Any thoughts, advice, etc would be much appreciated - even if it turns out my fears are baseless and I am making a mountain out of a molehill.
What I am trying to figure out (in advance) is, after restoring my computer to a time prior to the present, how will OneDrive deal with be files that were created, amended or deleted during the interim between the date of the backup used for recovery and the date/time the recovery is done.
Caveat: I am not an expert on OneDrive!
The key here, in my opinion, is where your OneDrive store folders are located?
By default, MS wants to put the OneDrive folder in the C:\Users\MyName\ path (as does most other similar cloud services including DropBox, Box etc).
I do not allow this default folder path to be used. I have a separate partition where any Cloud folders are located, well away from my OS partition, and which can be backed up & restored separately if / when needed.
This to my mind is much simpler than trying to figure out all the variations / permutations of what could / would / might happen in this / that or the other circumstances?
I run a dual-boot computer and have just the one OneDrive folder (and one DropBox etc) shared between both dual-boot OS's. The net effect is that when I boot between these different OS's, OneDrive & Dropbox etc spend a little time figuring out that actually nothing has changed and updating any sync information that they have stored in the registry or in AppData etc.
The only issue that I have encountered and only with DropBox and my Synology Cloud Drive sync (from my NAS), is that I may occasionally get a 'conflicted copy' of a file. I tend to do a quick search in Explorer for 'conflict' and see what it brings up, then remove all conflicted files if any are found. The normal cause for these conflicts is that I suffer a 'senior moment' and have tried working on the same files on different computers before remembering!
Keeping the cloud folder in a partition away from the operating system seems like an excellent way to go. Partitioning the C: drive (not sure that can be done after computer already set up unless there is specialized software for ex post facto partitioning) is perhaps a task beyond my comfort zone.
In my case, my Desktop has a large secondary internal disk. Maybe there is a way to get my OneDrive (and Dropbox) folder onto that and off my C: drive.
Unfortunately, that is probably not as easy as drag and drop. If it involves uninstalling and reinstalling OneDrive (if that is possible with Windows 10 and Office 365) and Dropbox, I hesitate to do that.

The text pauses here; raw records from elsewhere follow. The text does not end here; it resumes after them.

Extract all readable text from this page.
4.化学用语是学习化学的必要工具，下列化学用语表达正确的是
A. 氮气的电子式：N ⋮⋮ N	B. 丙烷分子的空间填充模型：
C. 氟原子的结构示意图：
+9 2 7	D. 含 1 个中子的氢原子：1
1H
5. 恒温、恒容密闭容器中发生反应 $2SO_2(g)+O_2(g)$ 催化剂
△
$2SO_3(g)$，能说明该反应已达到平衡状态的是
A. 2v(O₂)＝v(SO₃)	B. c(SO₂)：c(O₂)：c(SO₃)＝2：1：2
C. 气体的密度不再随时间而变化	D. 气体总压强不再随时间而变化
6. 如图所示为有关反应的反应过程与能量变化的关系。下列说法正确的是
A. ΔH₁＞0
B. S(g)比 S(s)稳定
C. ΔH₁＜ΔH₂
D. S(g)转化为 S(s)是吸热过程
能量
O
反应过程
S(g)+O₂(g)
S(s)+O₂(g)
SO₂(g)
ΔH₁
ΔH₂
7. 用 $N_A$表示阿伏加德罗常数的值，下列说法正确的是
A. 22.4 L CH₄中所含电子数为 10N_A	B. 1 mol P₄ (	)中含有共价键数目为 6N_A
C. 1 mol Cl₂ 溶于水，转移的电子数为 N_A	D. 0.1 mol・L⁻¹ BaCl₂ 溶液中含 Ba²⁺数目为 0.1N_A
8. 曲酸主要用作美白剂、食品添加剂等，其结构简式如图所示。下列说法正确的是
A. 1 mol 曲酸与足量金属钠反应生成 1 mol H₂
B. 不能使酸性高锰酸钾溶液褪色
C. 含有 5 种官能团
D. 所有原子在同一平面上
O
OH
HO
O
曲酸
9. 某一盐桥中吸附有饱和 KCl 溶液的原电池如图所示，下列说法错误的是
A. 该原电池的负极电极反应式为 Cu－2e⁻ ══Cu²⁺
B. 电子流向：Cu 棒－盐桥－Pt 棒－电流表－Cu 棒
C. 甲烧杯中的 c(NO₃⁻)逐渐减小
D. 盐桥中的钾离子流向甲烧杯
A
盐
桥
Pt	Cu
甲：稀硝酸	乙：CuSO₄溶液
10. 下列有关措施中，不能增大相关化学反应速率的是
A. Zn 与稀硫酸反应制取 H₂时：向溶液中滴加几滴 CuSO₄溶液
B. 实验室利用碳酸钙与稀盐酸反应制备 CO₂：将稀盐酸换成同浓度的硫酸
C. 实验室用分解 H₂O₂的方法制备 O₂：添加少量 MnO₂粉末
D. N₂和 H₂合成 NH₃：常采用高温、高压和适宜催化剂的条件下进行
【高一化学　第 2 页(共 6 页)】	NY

I had to take my computer over to a friend's place with better internet speed upload to initially get my files up to the clouds - and that took 2 WEEKS! If the files all stay up on the cloud during the reinstall, then I suppose it is a download project while it syncs to my new OneDrive/Dropbox folders - and my download would also take weeks as my download speed is nothing to brag about either (just above 1mps at the moment until the Australian NBN project bumps that up a bit). If instead of syncing to or from the cloud I populate the new OneDrive/Dropbox folders from an external hard disk where I can save all the files in advance, that is likely to result in messed up date stamps and a horde of "conflicted" copies - even without a senior moment.
Sometimes I wish I had a "test" computer with nothing valuable on it so that I could be adventurous and learn some of the more esoteric techniques - such as partitioning, etc.
Your time and efforts are most appreciated.
Lloyd, see the following webpages for help on moving your cloud storage folders:
The process for both of these moves is pretty simple and painless, especially as you have the second large internal drive you can move these to, so no need to partition your OS drive.
There should be no overheads for needing to upload / download files when doing the moves, just the time to physically move the data from their current default location to their new home on your second drive and update any sync reference data that the applications hold internally about the status of the folder contents.